At some point during that season, he started telling us his special wants with “First, then.” Some of you taught your infants sign language. Remember the joy you felt when your child signed more or finished? There is little to compare to the feeling a parent has when he/she knows what the child wants and can provide it. A Happy Meal is a special treat for him, and he demonstrated that he knew it was for special things when he told me the morning of his speech therapy, “First school, then therapy, then Happy Meal!” We can now negotiate. I can say in reply, “No, first school, then therapy, then bath, then Happy Meal.” He’ll agree and what could have been stressful for us both, isn’t. Or he can say, “No bath.” To which I respond, “Ok. No bath, no Happy Meal.” He’ll think about it. “Ok. First school, then therapy, then bath, then Happy Meal.” Sometimes, in the dark of morning when the house is still cool, he’ll snuggle under the covers with me and whisper, “First Happy Meal, then Happy Meal, then HAPPY MEAL!” and we’ll both giggle and hug and delight in the shared joke.
The impact of this has been profound.
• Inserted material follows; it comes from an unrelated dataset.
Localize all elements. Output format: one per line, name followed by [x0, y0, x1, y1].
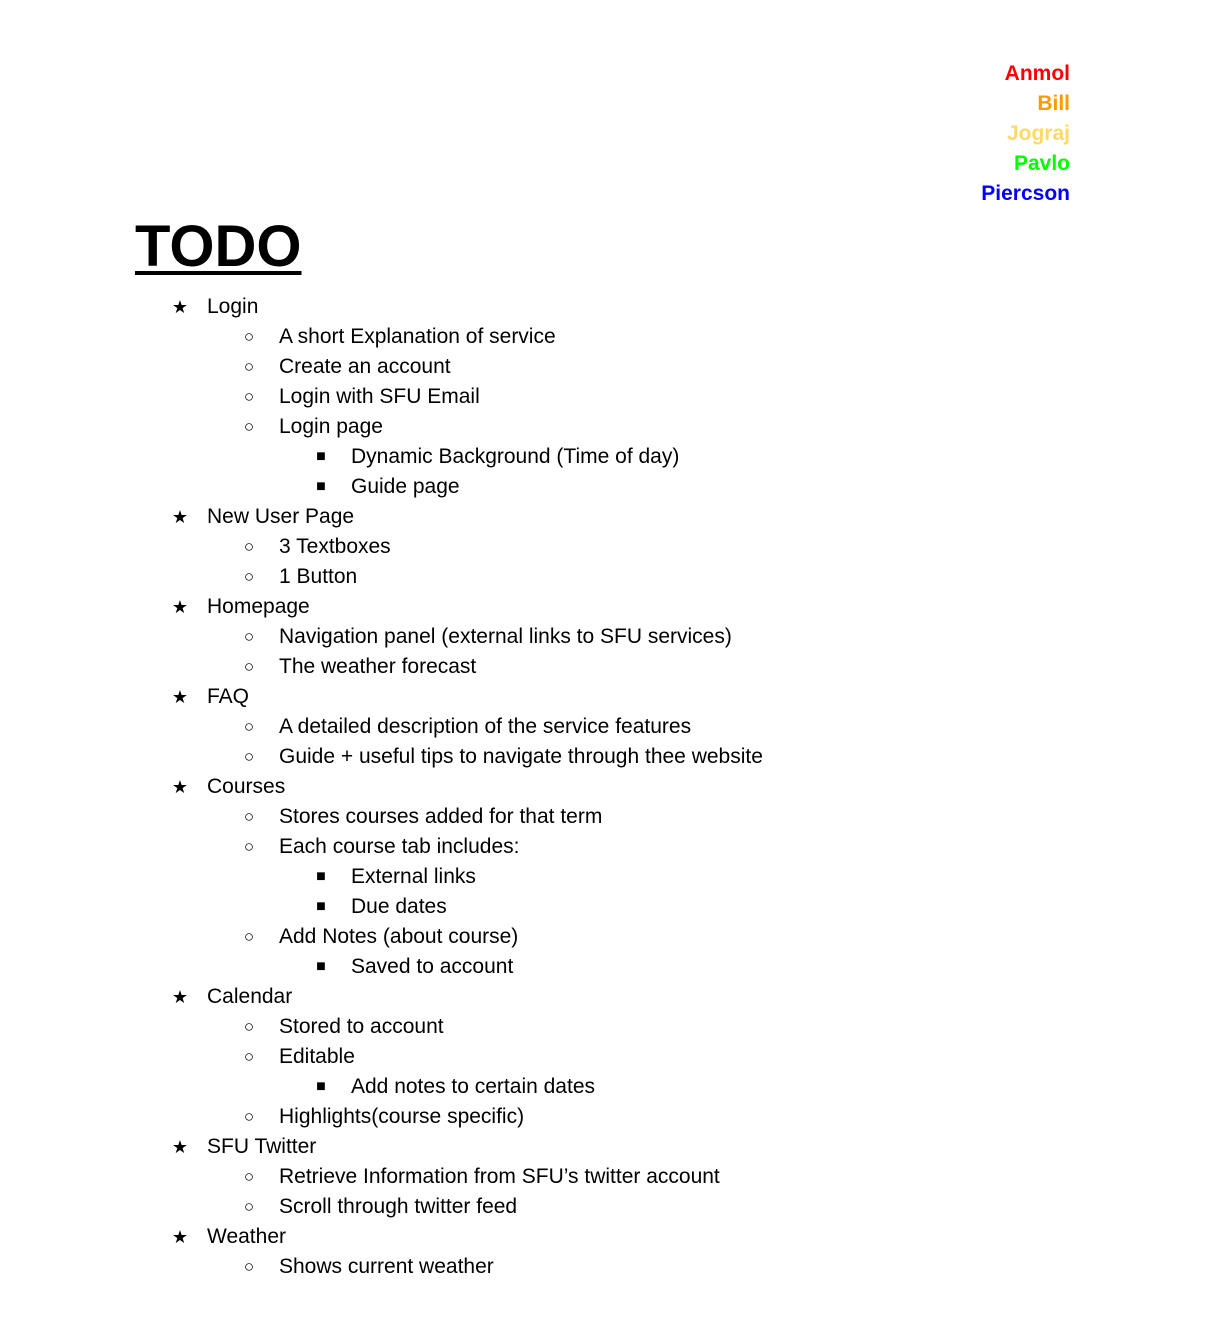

Anxiety stays at bay. The big schedule is managed and the small schedule is managed. If on the way to get the Happy Meal, I have to get gas, I can say, “First gas, then Happy Meal,” and his anxiety disappears and he returns to his happy self. Without this, his world is chaos; he has no control; he is knocked about like a dingy between 2 ocean liners going in opposite directions.
I believe that he will develop out of such obvious uses of “First, then” because he has developed out of so many of the techniques and strategies that were part of his early intervention. I have a box with his PECS book in it, the brush we used for sensory calming, his heavy blanket. However, I will keep it as a strategy for life because I use it with his older, neurotypical brother, and it’s helping him navigate the early stages of puberty. Actually, his older brother uses it as a coping mechanism all on his own.
He told me recently that he would get to have a great adult voice, but first he’d have to have a terrible voice that cracks and screeches. He also said he’d have a brilliant YouTube career, but first he needed a good education so that he’d have an edge over the next generation of YouTubers. After school, it’s screen time first, then homework. It works. If we have to change it for some reason, like an early session of karate, he accepts it because he still gets screen time in the explanation. “First homework, then karate, then screen time.” There’s nothing wrong with him saying “oh, ok” with disappointment in his voice. Being disappointed and sounding disappointed are not wrong, especially when he’s accepted the change. Coupled with the strategies of choice from Love and Logic, or son is learning to adult.
As our society becomes more neurodiverse, “First, then” should become more widespread. I know that many preschool teachers have embraced it for the little ones. As a former high school teacher, I know my colleagues and I used it, but implicitly. I would make it explicit now. Use it with your kids. Use it in social situations. Anything that might lesson anxiety is worth a try.